28 May 2007

When Murdoch Changes, Does The Country Change?

I doubt Big Rupe has much patience left with John Howard's flailing government. So will the Murdoch media be the first to begin banging the drums for a Liberal leadership change? Or is he happy to watch his new disciple, Kev Rudd, march on to a sweeping victory?

And if Murdoch does push Howard out the door, which Liberal will he pick? Costello, Ruddock and Downer are clearly unelectable. Maybe Turnbull has a chance, but I suspect his own business interests and his snotty personality do not appeal to Rupert's tastes. Abbott might be the only viable choice.

Meanwhile, Murdoch's WSJ bid is still up in the air. Some analysts have predicted he will eventually get what he wants, maybe at $64 a share, and some WSJ shareholders are threatening to sue the Bancroft family if they do not take up Murdoch's generous offer. But a former Dow Jones employee, Jim Ottaway, who holds over 6% of the company's shares, has put his foot down:
"We're not trying to get another $2 a share. We don't want to sell to Murdoch for $75 a share...It's the principle, not the price .... It's the person, not the price," Ottaway told Reuters.
At least one canny Israeli investor agrees:
I had absolutely no doubt that the merger would not happen. The Boston Brahmins that control a majority of Dow Jones through super voting Class A stock would sooner host a another tea party than sell to the king of yellow journalism.

Judging by a price north of $50 a share, most of Wall Street disagrees with me and thinks that a merger will happen. In this particular case, I am not sure that Wall Street is assessing correctly the likelihood of a merger.

Many on Wall Street, including me, are arrivistes motivated mostly by money. We have chosen to push paper around for a living instead of curing the sick or defending the poor. Therefore, we can not imagine a situation where someone would walk away from a chance to double their money.

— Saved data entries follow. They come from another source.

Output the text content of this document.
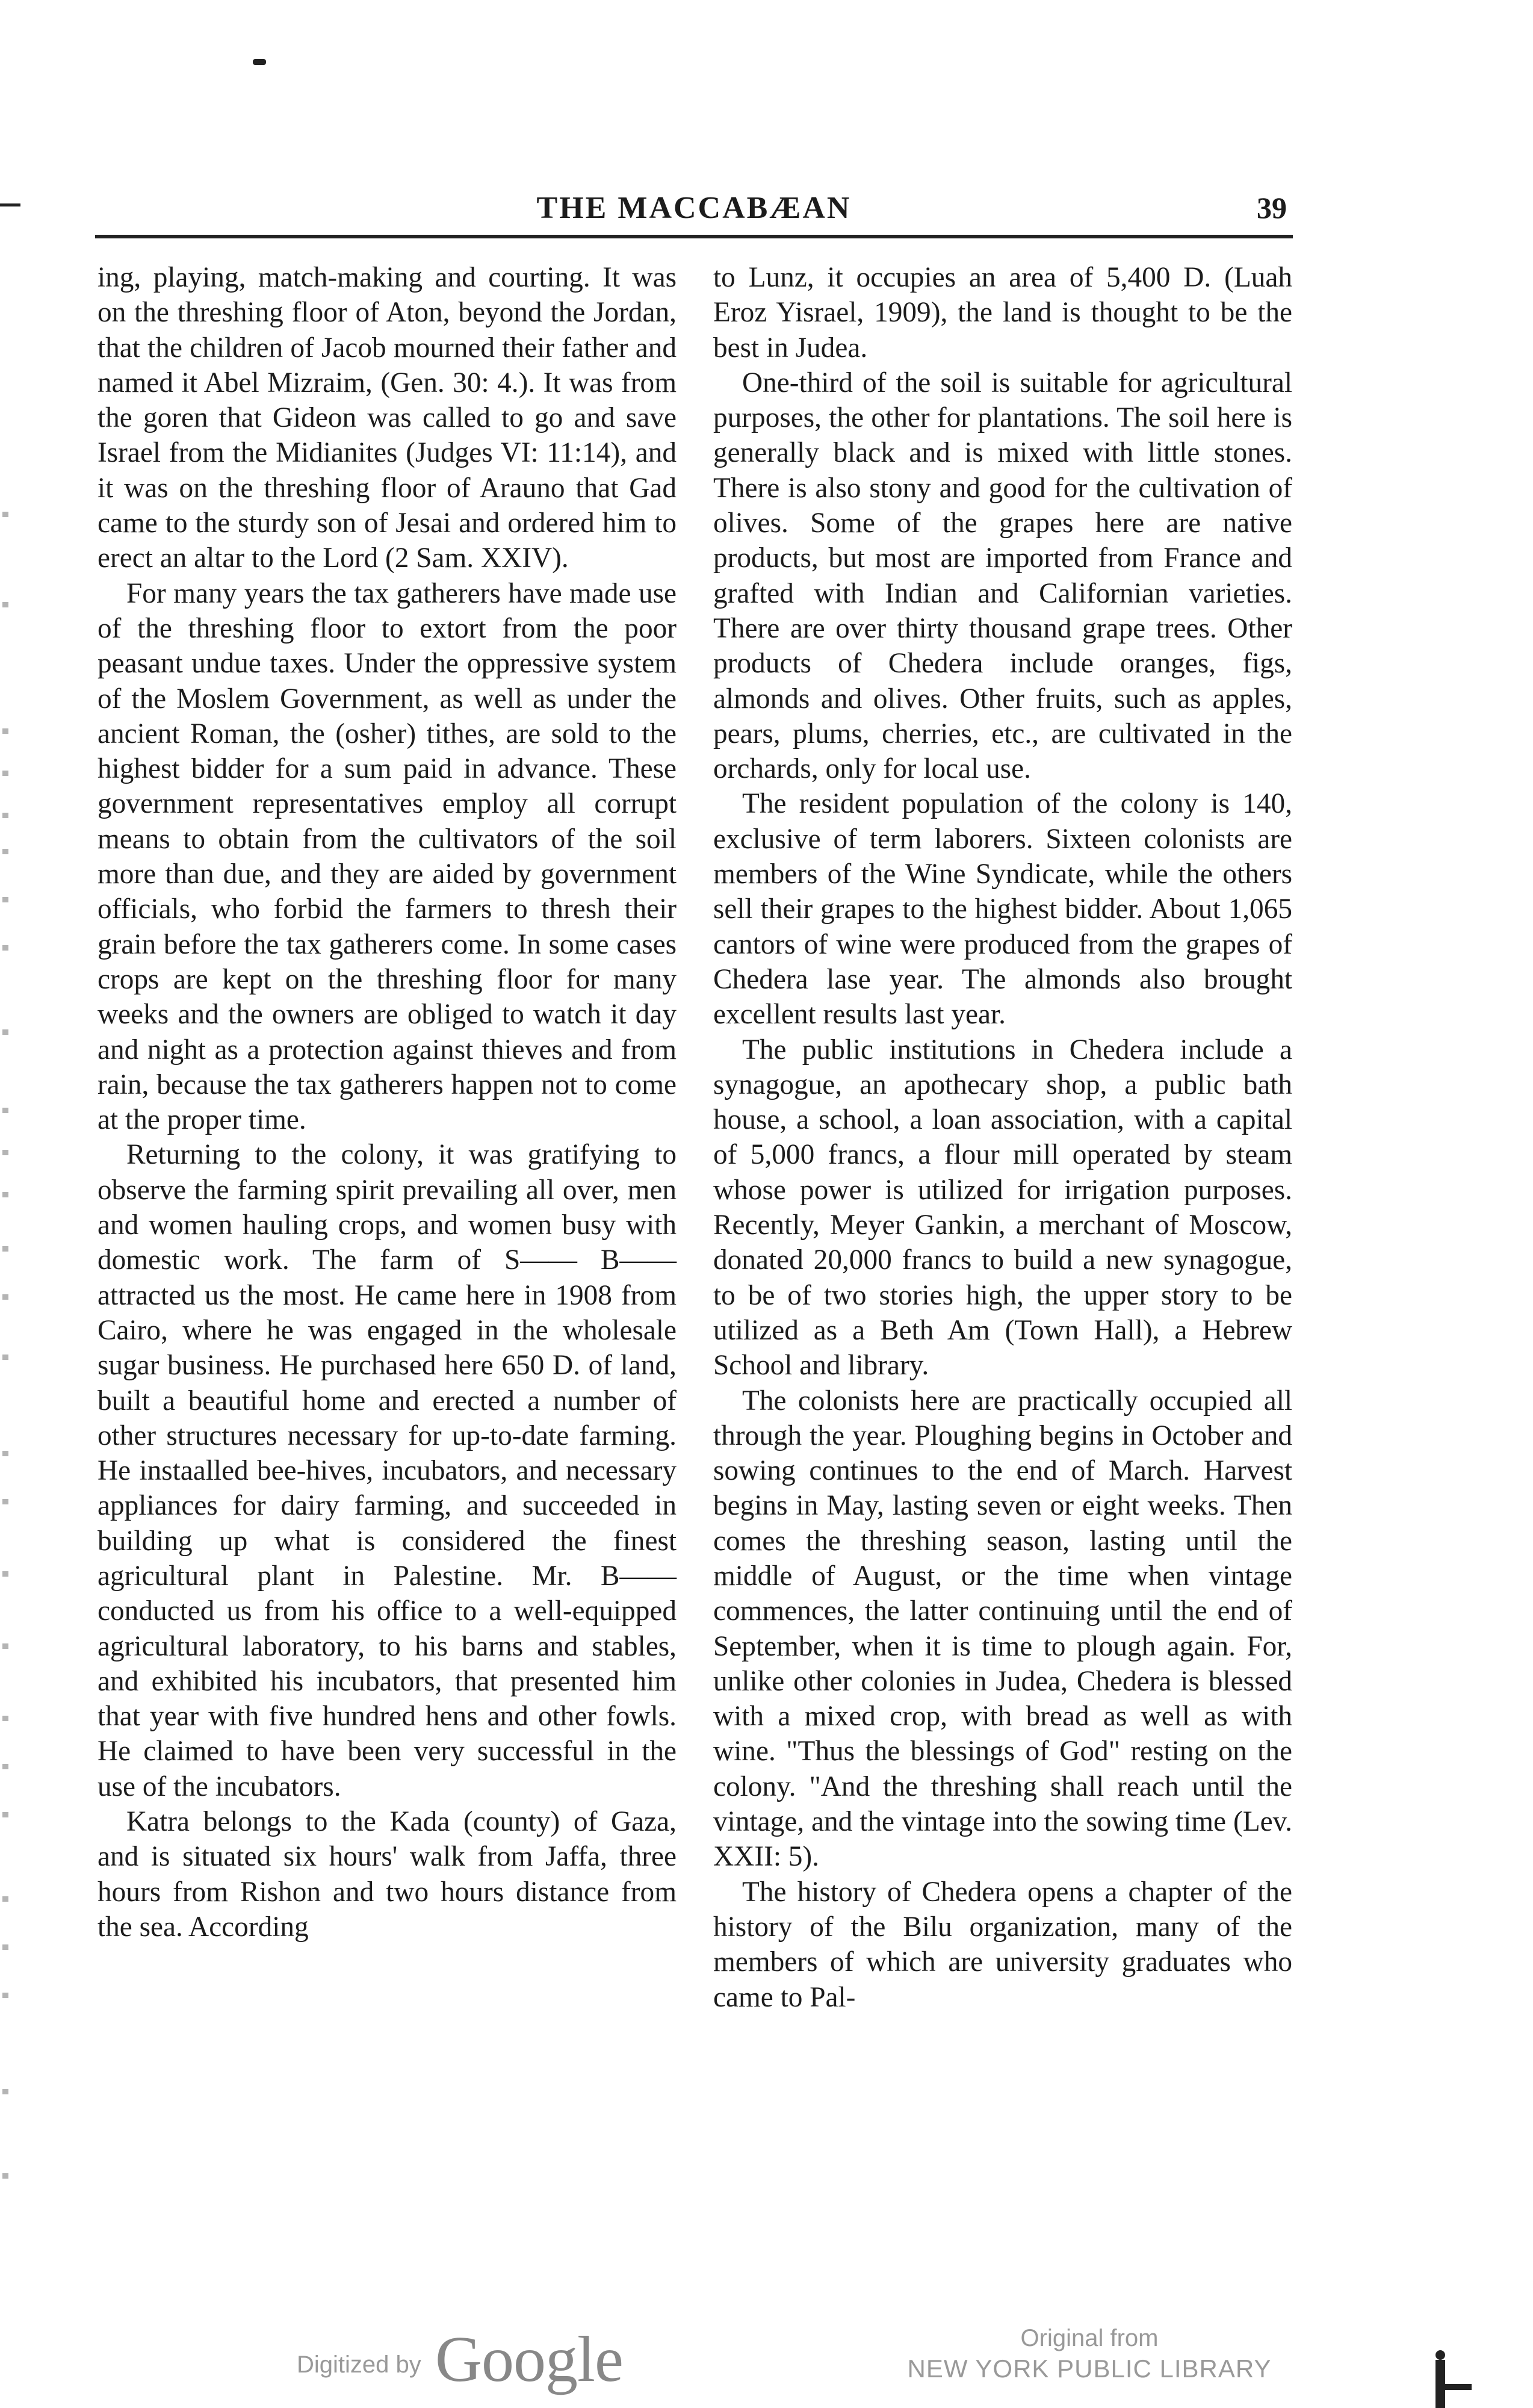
THE MACCABÆAN	39

ing, playing, match-making and courting. It was on the threshing floor of Aton, beyond the Jordan, that the children of Jacob mourned their father and named it Abel Mizraim, (Gen. 30: 4.). It was from the goren that Gideon was called to go and save Israel from the Midianites (Judges VI: 11:14), and it was on the threshing floor of Arauno that Gad came to the sturdy son of Jesai and ordered him to erect an altar to the Lord (2 Sam. XXIV).

For many years the tax gatherers have made use of the threshing floor to extort from the poor peasant undue taxes. Under the oppressive system of the Moslem Government, as well as under the ancient Roman, the (osher) tithes, are sold to the highest bidder for a sum paid in advance. These government representatives employ all corrupt means to obtain from the cultivators of the soil more than due, and they are aided by government officials, who forbid the farmers to thresh their grain before the tax gatherers come. In some cases crops are kept on the threshing floor for many weeks and the owners are obliged to watch it day and night as a protection against thieves and from rain, because the tax gatherers happen not to come at the proper time.

Returning to the colony, it was gratifying to observe the farming spirit prevailing all over, men and women hauling crops, and women busy with domestic work. The farm of S—— B—— attracted us the most. He came here in 1908 from Cairo, where he was engaged in the wholesale sugar business. He purchased here 650 D. of land, built a beautiful home and erected a number of other structures necessary for up-to-date farming. He instaalled bee-hives, incubators, and necessary appliances for dairy farming, and succeeded in building up what is considered the finest agricultural plant in Palestine. Mr. B—— conducted us from his office to a well-equipped agricultural laboratory, to his barns and stables, and exhibited his incubators, that presented him that year with five hundred hens and other fowls. He claimed to have been very successful in the use of the incubators.

Katra belongs to the Kada (county) of Gaza, and is situated six hours' walk from Jaffa, three hours from Rishon and two hours distance from the sea. According

to Lunz, it occupies an area of 5,400 D. (Luah Eroz Yisrael, 1909), the land is thought to be the best in Judea.

One-third of the soil is suitable for agricultural purposes, the other for plantations. The soil here is generally black and is mixed with little stones. There is also stony and good for the cultivation of olives. Some of the grapes here are native products, but most are imported from France and grafted with Indian and Californian varieties. There are over thirty thousand grape trees. Other products of Chedera include oranges, figs, almonds and olives. Other fruits, such as apples, pears, plums, cherries, etc., are cultivated in the orchards, only for local use.

The resident population of the colony is 140, exclusive of term laborers. Sixteen colonists are members of the Wine Syndicate, while the others sell their grapes to the highest bidder. About 1,065 cantors of wine were produced from the grapes of Chedera lase year. The almonds also brought excellent results last year.

The public institutions in Chedera include a synagogue, an apothecary shop, a public bath house, a school, a loan association, with a capital of 5,000 francs, a flour mill operated by steam whose power is utilized for irrigation purposes. Recently, Meyer Gankin, a merchant of Moscow, donated 20,000 francs to build a new synagogue, to be of two stories high, the upper story to be utilized as a Beth Am (Town Hall), a Hebrew School and library.

The colonists here are practically occupied all through the year. Ploughing begins in October and sowing continues to the end of March. Harvest begins in May, lasting seven or eight weeks. Then comes the threshing season, lasting until the middle of August, or the time when vintage commences, the latter continuing until the end of September, when it is time to plough again. For, unlike other colonies in Judea, Chedera is blessed with a mixed crop, with bread as well as with wine. "Thus the blessings of God" resting on the colony. "And the threshing shall reach until the vintage, and the vintage into the sowing time (Lev. XXII: 5).

The history of Chedera opens a chapter of the history of the Bilu organization, many of the members of which are university graduates who came to Pal-

Digitized by Google	Original from
NEW YORK PUBLIC LIBRARY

I am sure that the Bancroft and Ottoway clans are fond of money as much as the rest of us. In light of Murdoch’s offer, it would not surprise me if they later sold out to someone else or accepted an infusion of cash from private equity.

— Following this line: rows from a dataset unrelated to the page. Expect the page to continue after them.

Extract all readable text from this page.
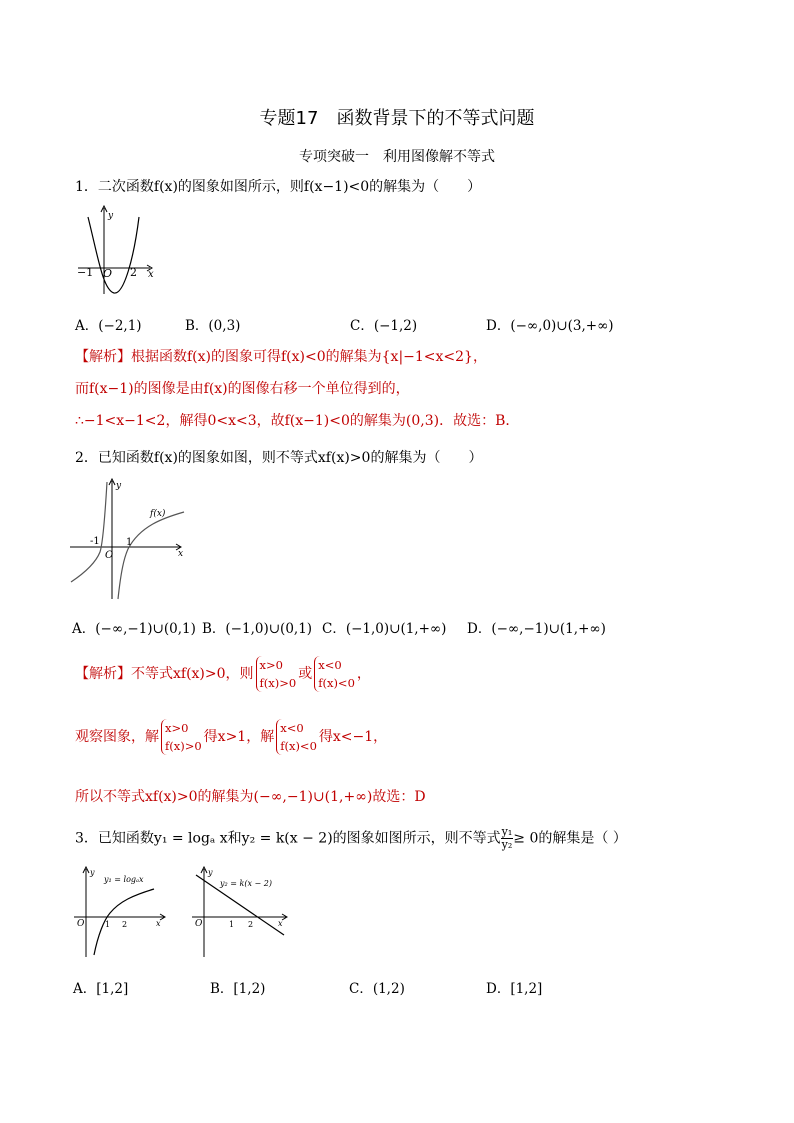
专题17　函数背景下的不等式问题
专项突破一　利用图像解不等式
1．二次函数f(x)的图象如图所示，则f(x−1)<0的解集为（　　）
y
x
O
−1	2
A．(−2,1)	B．(0,3)	C．(−1,2)	D．(−∞,0)∪(3,+∞)
【解析】根据函数f(x)的图象可得f(x)<0的解集为{x|−1<x<2}，
而f(x−1)的图像是由f(x)的图像右移一个单位得到的，
∴−1<x−1<2，解得0<x<3，故f(x−1)<0的解集为(0,3)．故选：B．
2．已知函数f(x)的图象如图，则不等式xf(x)>0的解集为（　　）
y
x
O
-1	1
f(x)
A．(−∞,−1)∪(0,1) B．(−1,0)∪(0,1) C．(−1,0)∪(1,+∞) D．(−∞,−1)∪(1,+∞)
【解析】不等式xf(x)>0，则
x>0
f(x)>0
或
x<0
f(x)<0
，
观察图象，解
x>0
f(x)>0
得x>1，解
x<0
f(x)<0
得x<−1，
所以不等式xf(x)>0的解集为(−∞,−1)∪(1,+∞)故选：D
3．已知函数y₁ = logₐ x和y₂ = k(x − 2)的图象如图所示，则不等式 $\frac{\text{y₁}}{\text{y₂}}\ge 0$的解集是（ ）
y
x
O	1 2
y₁ = logₐx
y
x
O	1 2
y₂ = k(x − 2)
A．[1,2]	B．[1,2)	C．(1,2)	D．[1,2]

But they are not going to sell out to Rupert Murdoch who they consider an entrepreneur in the field of journalism but not a journalist with blue ink in his blood. After zealously guarding their public trust for one hundred years, they are not going to shed their responsibilities without careful consideration.
Still, there could be a happy ending for Murdoch even if the bid fails:
Why did Rupert Murdoch risk the humiliation of having his bid completely ignored? Since he is soon starting a business news channel, he needs to neutralize the Dow Jones contribution to his arch rival, CNBC. He will walk away from this deal with something. Dow Jones will agree to negotiate with his new channel when their contract with CNBC is up.
Murdoch and his Fox News channel may both be increasingly unpopular, but News Ltd's decision to go carbon neutral by 2010 is paying a propaganda dividend:
In a letter contained in News Corp.'s energy initiative, chairman and CEO Rupert Murdoch emphasizes that "addressing climate change is good business practice." He added: "We will improve the bottom line by cutting energy costs and investing in renewable resources."
Screw the planet, forget about ethics, just stay focused on the business bottom line. Same goes for politics: if an overwhelming majority of voters are concerned about global warming, go with it. And if the Australian people are sick of Howard, dump him.

Let us know when Rupert sends out the internal memo, m'kay Tim?